Salam harapan padamu kawan
S’moga kau tetap sehat sentosa
Bagai gunung karang di tengah lautan
Tetap tegak didera gelombang…
Bertahun-tahun sesudah Utati bebas, lagu “Salam Harapan” tak surut dan dilupakan. Bahkan, Sabtu malam, 1 Oktober 2016, lagu itu kembali menggema dalam suasana yang sama sekali lain meski nuansa ketegaran yang dipancarkannya masih saja sama. Dalam konser paduan suara Dialita malam itu, “Salam Harapan” menerima kehormatan sebagai pembuka, seolah lagu tersebut punya makna penting yang harus disampaikan cepat-cepat di awal.
Dialita adalah kelompok paduan suara perempuan yang sebagian anggotanya merupakan penyintas dan keluarga penyintas peristiwa 1965. Nama kelompok itu merupakan kependekan dari “Di Atas Lima Puluh Tahun”, merujuk pada usia mayoritas anggotanya. Dua anggota Dialita, termasuk Utati, merupakan penyintas peristiwa 1965 yang pernah dipenjara bertahun-tahun tanpa proses hukum.
Konser malam itu diselenggarakan sebagai seremoni peluncuran album pertama Dialita yang bertajuk Dunia Milik Kita. Dalam album itu, ibu-ibu Dialita menyanyikan 10 lagu diiringi sejumlah musisi muda, yakni Frau, Cholil Mahmud dari Efek Rumah Kaca, Sisir Tanah, Kroncongan Agawe Santosa, Lintang Raditya, Nadya Hatta, dan Prihatmoko Moki. Dalam konser 1 Oktober lalu, sebagian musisi muda itu juga hadir untuk mengiringi nyanyian 17 anggota Dialita.
Dunia Milik Kita diproduksi oleh label musik digital Yes No Wave Music dan Indonesian Visual Art Archive.
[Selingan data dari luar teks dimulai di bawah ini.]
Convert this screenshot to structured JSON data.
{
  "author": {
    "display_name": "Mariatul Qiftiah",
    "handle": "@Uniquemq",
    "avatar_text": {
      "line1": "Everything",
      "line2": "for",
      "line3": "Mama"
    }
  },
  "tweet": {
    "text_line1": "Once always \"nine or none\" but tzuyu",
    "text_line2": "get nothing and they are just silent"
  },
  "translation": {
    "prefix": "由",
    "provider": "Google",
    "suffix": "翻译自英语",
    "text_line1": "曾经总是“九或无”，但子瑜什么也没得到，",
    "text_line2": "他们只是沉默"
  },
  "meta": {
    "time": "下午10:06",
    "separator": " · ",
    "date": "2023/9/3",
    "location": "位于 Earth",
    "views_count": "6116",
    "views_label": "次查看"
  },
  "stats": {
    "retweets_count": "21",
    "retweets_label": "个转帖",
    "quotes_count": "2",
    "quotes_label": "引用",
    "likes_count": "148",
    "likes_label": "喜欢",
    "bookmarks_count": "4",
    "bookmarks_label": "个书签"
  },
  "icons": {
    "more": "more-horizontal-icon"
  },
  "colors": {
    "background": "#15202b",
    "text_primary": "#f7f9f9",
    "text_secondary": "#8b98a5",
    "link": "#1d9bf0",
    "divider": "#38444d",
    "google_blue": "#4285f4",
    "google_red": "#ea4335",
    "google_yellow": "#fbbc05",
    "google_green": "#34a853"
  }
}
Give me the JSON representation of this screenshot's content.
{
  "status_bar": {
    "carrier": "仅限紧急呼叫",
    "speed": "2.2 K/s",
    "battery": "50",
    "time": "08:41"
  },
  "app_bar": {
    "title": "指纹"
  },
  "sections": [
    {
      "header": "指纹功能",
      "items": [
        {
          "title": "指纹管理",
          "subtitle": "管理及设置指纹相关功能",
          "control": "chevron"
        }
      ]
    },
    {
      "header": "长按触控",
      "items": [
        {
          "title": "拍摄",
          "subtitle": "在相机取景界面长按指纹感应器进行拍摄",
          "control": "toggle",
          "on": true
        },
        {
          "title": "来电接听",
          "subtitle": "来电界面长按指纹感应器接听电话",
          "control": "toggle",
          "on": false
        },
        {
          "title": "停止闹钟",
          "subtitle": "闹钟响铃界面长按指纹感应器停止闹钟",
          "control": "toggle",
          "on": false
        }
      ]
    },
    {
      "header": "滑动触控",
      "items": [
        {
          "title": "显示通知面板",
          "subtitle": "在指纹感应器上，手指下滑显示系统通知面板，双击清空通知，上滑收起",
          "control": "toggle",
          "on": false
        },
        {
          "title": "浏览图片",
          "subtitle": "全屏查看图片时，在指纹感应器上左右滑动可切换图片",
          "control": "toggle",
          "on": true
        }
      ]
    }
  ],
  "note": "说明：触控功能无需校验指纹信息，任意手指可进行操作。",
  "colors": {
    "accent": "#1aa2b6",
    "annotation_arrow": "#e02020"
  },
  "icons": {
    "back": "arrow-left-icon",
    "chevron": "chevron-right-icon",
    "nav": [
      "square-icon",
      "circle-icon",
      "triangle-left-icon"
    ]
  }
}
Selain dirilis dalam format cakram padat (CD) oleh Cakrawala Records, album itu bisa diundah secara gratis di situs yesnowave.com sejak 17 Agustus 2016.
***
Sejak terbentuk tahun 2011, Dialita aktif menyanyikan lagu-lagu yang diciptakan oleh para tahanan politik 65 saat mereka dipenjara. Menurut Utati, hingga sekarang, para anggota Dialita berhasil melacak dan mengumpulkan sekitar 20 lagu yang dibuat di dalam penjara. Lagu-lagu itu berasal dari sejumlah penjara, misalnya Bukit Duri dan Salemba di Jakarta serta penjara Plantungan dan Ambarawa di Jawa Tengah.
Namun, karena berbagai sebab, belum semua lagu tersebut bisa dinyanyikan. “Yang sudah bisa kami nyanyikan ada 7 lagu,” kata Utati yang ditahan di Bukit Duri tahun 1967-1978. Dalam Album Dunia Milik Kita, ada lima “lagu dari dalam”, istilah para anggota Dialita untuk menyebut lagu-lagu yang diciptakan tahanan politik di dalam penjara, yakni “Salam Harapan”, “Ujian”, “Taman Bunga Plantungan”, “Lagu untuk Anakku”, dan “Kupandang Langit”.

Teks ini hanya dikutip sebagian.